The presentation of Replicas was so strong because it was a concept album based on a dystopian book Numan was developing,

The setting, strongly inspired by the work of Philip K. Dick, was in a not-too-distant future metropolis where androids known as Machmen govern and police human on orders from the shadowy Grey Men (shadowy officials).

Details from this story unfold within the lyrics of the album’s 10 tracks:

  1. “Me! I Disconnect from You”
  2. “Are ‘Friends’ Electric?”
  3. “The Machman”
  4. “Praying to the Aliens”
  5. “Down in the Park”
  6. “You Are in My Vision”
  7. “Replicas”
  8. “It Must Have Been Years”
  9. “When the Machines Rock”
  10. “I Nearly Married a Human”

The record’s cover art displays Numan as a Machman staring out from a window in his room at a waning crescent moon hovering above “The Park” as a barely visible man stands outside while Numan’s reflection stares back at himself.

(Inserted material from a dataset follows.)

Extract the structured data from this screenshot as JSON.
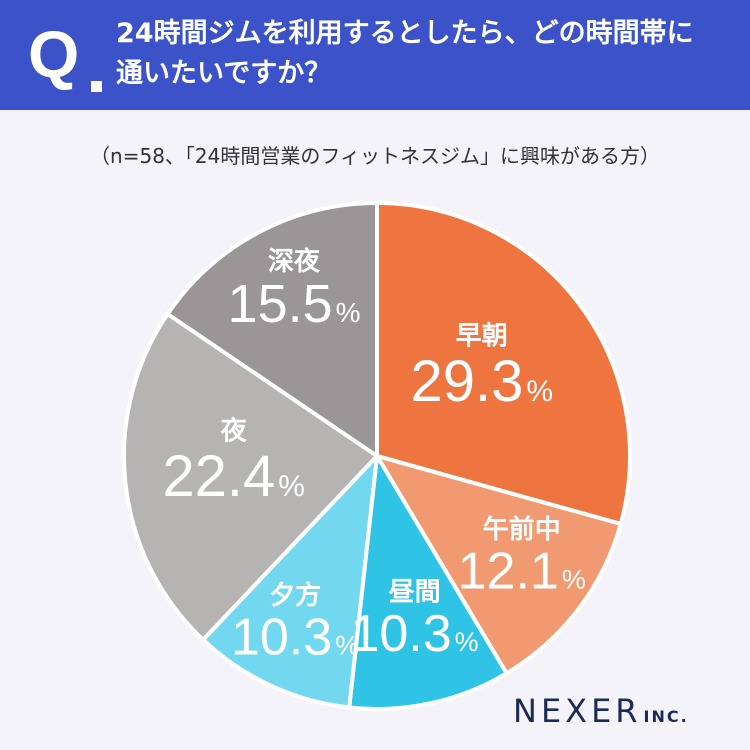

The 1999 and 2008 reissue editions  of the Replicas include several bonus tracks, including three single B-sides: “We Are So Fragile” (from “Are ‘Friends’ Electric?”), and “Do You Need the Service?” and “I Nearly Married a Human (2)” (from “Down in the Park”). “The Crazies”, “Only a Downstat” and “We Have a Technical” were outtakes from the Replicas sessions.